APPEAL COSTS ARE PAYABLE IMMEDIATELY: HIGH COURT DECISION

In Khaira -v- Shergill [2016] EWHC 628 (Ch) Richard Spearman QC (sitting as a Deputy Judge) held that costs ordered by the Supreme Court were payable forthwith and an assessment should not be stayed until the end of the case.

KEY POINTS

  • Where an appeal court orders a party to pay the costs of the appeal those costs are to assessed and paid forthwith.
  • It was reasonable for the Master to continue with the assessment despite the defendants’ request that it be stayed.

PRACTICE POINTS

Note the suggestion by the judge that parties should ask for clarification that the costs are payable immediately. In fact however, given the terms of the judgment, the onus may be on the paying party to obtain an order that the costs are not payable immediately.

THE CASE

The claimants had been successful in an appeal to the Supreme Court.

“The [Defendants] pay the [Claimants’] costs in the Supreme Court and the Court of Appeal, the amount of those costs to be assessed on the standard basis if not agreed between the parties”.

The claimants sought to assess those costs forthwith.   The defendant objected stating that costs should be assessed at the end of the case.

THE SURPRISING ABSENCE OF AUTHORITY

Since these orders are common it was surprising that there was no authority. The judge also found it surprising that an issue concerning the wording of an order made by the highest court in the land was not being dealt with by that court.

THE JUDGE’S CONCLUSION: COSTS PAYABLE HERE AND NOW

The judge held that trial and appeal are treated as separate proceedings for the purpose of costs.  CPR 47.1 was not germane.  The relevant proceedings were brought to an end at the conclusion of the hearing before the Supreme Court.

THE MASTER HAD POWER TO ALLOW THE ASSESSMENT TO CONTINUE

The judge rejected an argument that the court had no jurisdiction to allow the assessment to continue.

THE MASTER WAS ENTITLED TO EXERCISE THE JURISDICTION AS HE DID

Finally the judge held that it was open to the Master to reject the defendants’ application for a stay.  He had given full and adequate reasons for the decision. Indeed in the light of the paucity of the defendants’ arguments there would have been no proper basis for him to find to the contrary.

THE SOLUTION

The judge suggested a solution to this issue:
  1. One way of avoiding such disputes in the future would be for the receiving party to follow the counsel of prudence suggested (in relation to the regime under the Rules of the Supreme Court) by Sir Mervyn Davies in Harrod (Buenos Aires) Ltd (10 March 1993): Where there is a doubt as to whether or not an order results in the ‘conclusion of the cause or matter’ the wise course is to ask the court (whether the High Court or the Court of Appeal) for consent to proceed to taxation forthwith”. From the extracts of the transcript of the argument concerning costs which are quoted in one of the cases to which I was referred, that appears to have been what happened in Morris v Bank of America National Trust [2001] 1 All ER 954. According to those extracts, Leading Counsel for the receiving party sought an order for “an immediate detailed assessment” and for payment“forthwith”. This was granted on the footing explained by Morritt LJ that: “It is certainly the practice, as I understand it, in this court that where the appeal is a discrete matter the costs are ordered there and then and do not wait for the conclusion of the proceedings as a whole. The practice precedes the new rules”. So far as concerns the present case, however, it is unclear from those extracts whether it was necessary for Leading Counsel to make the application which he made, or whether the Order of the Court of Appeal would in any event have had the effect of ordering costs “there and then”.

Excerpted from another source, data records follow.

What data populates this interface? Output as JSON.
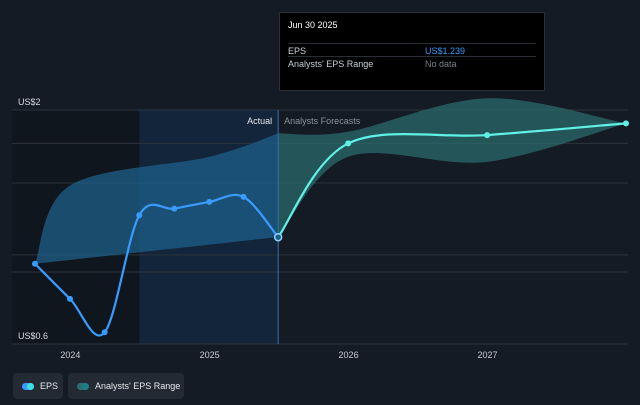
{
  "chart_data": {
    "type": "line",
    "y_axis_labels": {
      "top": "US$2",
      "bottom": "US$0.6"
    },
    "ylim": [
      0.6,
      2.0
    ],
    "xlim": [
      "2023-09-30",
      "2027-12-31"
    ],
    "x_ticks": [
      "2024",
      "2025",
      "2026",
      "2027"
    ],
    "divider_label_left": "Actual",
    "divider_label_right": "Analysts Forecasts",
    "divider_date": "2025-06-30",
    "highlight_start": "2024-06-30",
    "series": [
      {
        "name": "EPS",
        "color": "#3a9bff",
        "forecast_color": "#5ff0e6",
        "points": [
          {
            "x": "2023-09-30",
            "y": 1.08
          },
          {
            "x": "2023-12-31",
            "y": 0.87
          },
          {
            "x": "2024-03-31",
            "y": 0.67
          },
          {
            "x": "2024-06-30",
            "y": 1.37
          },
          {
            "x": "2024-09-30",
            "y": 1.41
          },
          {
            "x": "2024-12-31",
            "y": 1.45
          },
          {
            "x": "2025-03-31",
            "y": 1.48
          },
          {
            "x": "2025-06-30",
            "y": 1.239
          },
          {
            "x": "2025-12-31",
            "y": 1.8
          },
          {
            "x": "2026-12-31",
            "y": 1.85
          },
          {
            "x": "2027-12-31",
            "y": 1.92
          }
        ],
        "forecast_start_index": 7
      },
      {
        "name": "Analysts' EPS Range",
        "color": "#1e5f8a",
        "forecast_color": "#2a6b6b",
        "upper": [
          {
            "x": "2023-09-30",
            "y": 1.08
          },
          {
            "x": "2024-01-01",
            "y": 1.55
          },
          {
            "x": "2025-01-01",
            "y": 1.72
          },
          {
            "x": "2025-06-30",
            "y": 1.86
          },
          {
            "x": "2025-12-31",
            "y": 1.87
          },
          {
            "x": "2026-12-31",
            "y": 2.07
          },
          {
            "x": "2027-12-31",
            "y": 1.92
          }
        ],
        "lower": [
          {
            "x": "2023-09-30",
            "y": 1.08
          },
          {
            "x": "2025-06-30",
            "y": 1.24
          },
          {
            "x": "2025-12-31",
            "y": 1.72
          },
          {
            "x": "2026-12-31",
            "y": 1.69
          },
          {
            "x": "2027-12-31",
            "y": 1.92
          }
        ]
      }
    ]
  },
  "tooltip": {
    "date": "Jun 30 2025",
    "rows": [
      {
        "label": "EPS",
        "value": "US$1.239"
      },
      {
        "label": "Analysts' EPS Range",
        "value": "No data"
      }
    ]
  },
  "legend": [
    {
      "label": "EPS"
    },
    {
      "label": "Analysts' EPS Range"
    }
  ]
}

THE RELEVANT RULES AND PRACTICE DIRECTION

  1. CPR 47.1 provides:
“Time when detailed assessment may be carried out

47.1  The general rule is that the costs of any proceedings or any part of the proceedings are not to be assessed by the detailed procedure until the conclusion of the proceedings, but the court may order them to be assessed immediately.

(Practice Direction 47 gives further guidance about when proceedings are concluded for the purpose of this rule.)”

  1. Practice Direction 47 provides:
“Time when assessment may be carried out: rule 47.1
1.1  For the purposes of rule 47.1, proceedings are concluded when the court has finally determined the matters in issue in the claim, whether or not there is an appeal, or made an award of provisional damages under Part 41.
1.2  The court may order or the parties may agree in writing that, although the proceedings are continuing, they will nevertheless be treated as concluded.
1.3  A party who is served with a notice of commencement (see paragraph 5.2 below) may apply to a costs judge or a District Judge to determine whether the party who served it is entitled to commence detailed assessment proceedings. On hearing such an application the orders which the court may make include: an order allowing the detailed assessment proceedings to continue, or an order setting aside the notice of commencement.
1.4  A costs judge or a District Judge may make an order allowing detailed assessment proceedings to be commenced where there is no realistic prospect of the claim continuing.”